Move to Monroe
In 1913, Joseph Biedenharn moved with his family to Monroe in Ouachita Parish in northeastern Louisiana, where he purchased a small bottling plant to produce Coca-Cola.
The Tallulah Coca-Cola Bottling Plant operated by Joe Biedenharn, built in c.1930 and c.1940 in Madison Parish, is listed on the National Register of Historic Places.
He and his wife had a large mansion and gardens designed for them. The Biedenharn home in Monroe is now a tourist attraction, operated as the Biedenharn Museum and Gardens at 2000 Riverside Drive. It is visited by 25,000 to 30,000 persons per year. The original Biedenharn home is furnished as it was during the years when the Biedenharns' daughter, Emy-Lou, a contralto opera singer prior to World War II, resided there until her death in 1984.[4] In addition, the house has an area of soft drink exhibits, and a Bible Museum with rare books. It also hosts rotating exhibits.[6]
In 1925, Joseph and his son Malcolm Biedenharn, together with other entrepreneurs, purchased a crop-dusting business. They added eighteen planes, making it the largest privately owned fleet in the world.[4] That company eventually developed as Delta Air Lines. It operated from Monroe before moving to the larger regional city of Atlanta. Until the late 1990s, a Biedenharn family member always sat on the Delta board.[4]
After the death of his son Malcolm, Biedenharn named a grandson, Henry A. Biedenharn Jr. (1919–2010), as the president of the Ouachita Coca-Cola Bottling Company. Joseph Biedenharn died in the fall of 1952 in Monroe at the age of eighty-five.[7]
In 1962, Emy-Lou Biedenharn published a memoir of her father, a decade after his death.[5] In 1971, she established the Emy-Lou Biedenharn Foundation as a charitable organization in the city.
Henry A. Biedenharn Jr., a Monroe native who served in World War II as a United States Navy flight instructor, also became affiliated with Biedenharn Realty Company, Inc., the Harn and Biedco corporations, the Ouachita National Bank, Premier Bank, and Bank One. He participated as well in the foundation established by his aunt, Emy-Lou Biedenharn.[8] In 1940, he wed the former Dorothy "Doll" Hudson (1921–2017), a socialite also from Monroe. The couple had four children.[9]

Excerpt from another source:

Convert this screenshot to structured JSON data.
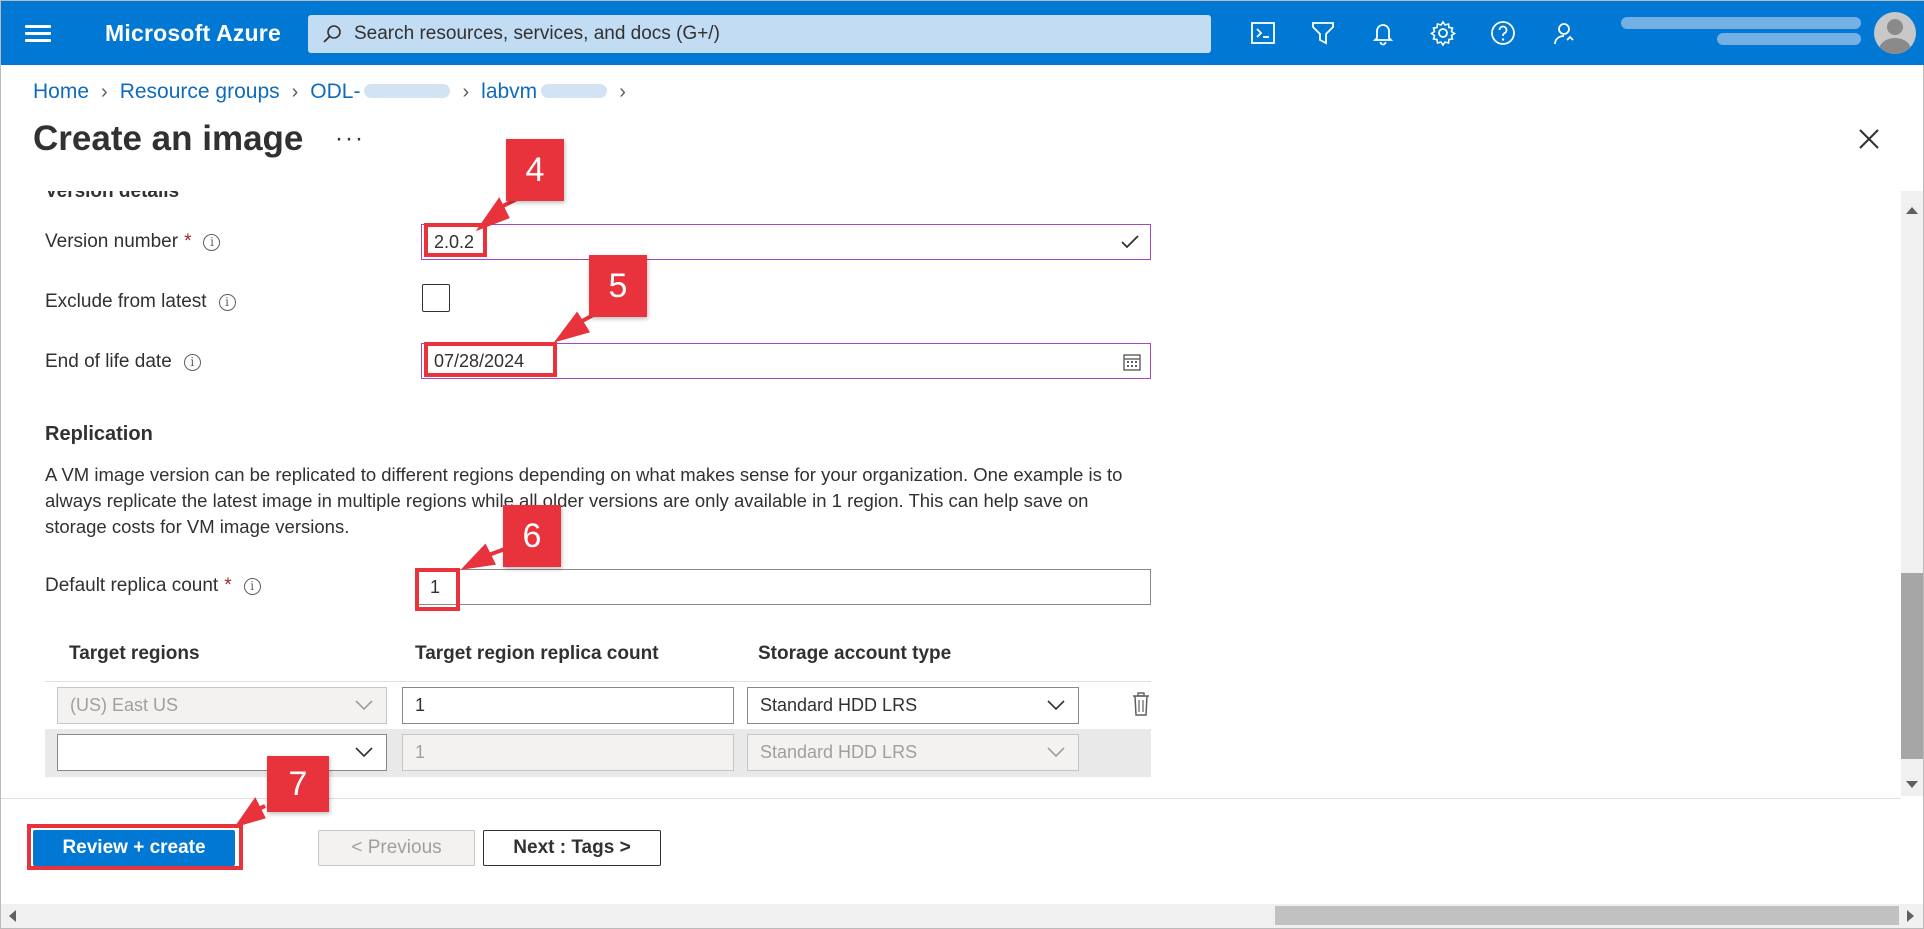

The Biedenharn family is known for its philanthropy: "Just look around our community—there's an Emy-Lou Biedenharn Recital Hall at the University of Louisiana at Monroe, there are at least three student scholarships at ULM, and we've got the ballfields in West Monroe. The individual family members also have been very charitable,' said Ralph Calhoun, executive director of the museum and gardens.[4]"
Alana Cooper, executive director of the Monroe-West Monroe Convention and Visitors Bureau, told the Monroe News-Star that her city might be a much different community if the Biedenharns had never moved there: "Large corporations were formed in the area and they grew into national companies and that's because he and his family were smart businesspeople. A lot of things grew from those businesses ... that provided a lot of jobs for a lot of people." Cooper also noted that Emy-Lou Biedenharn left her own cultural legacy to the city.[4]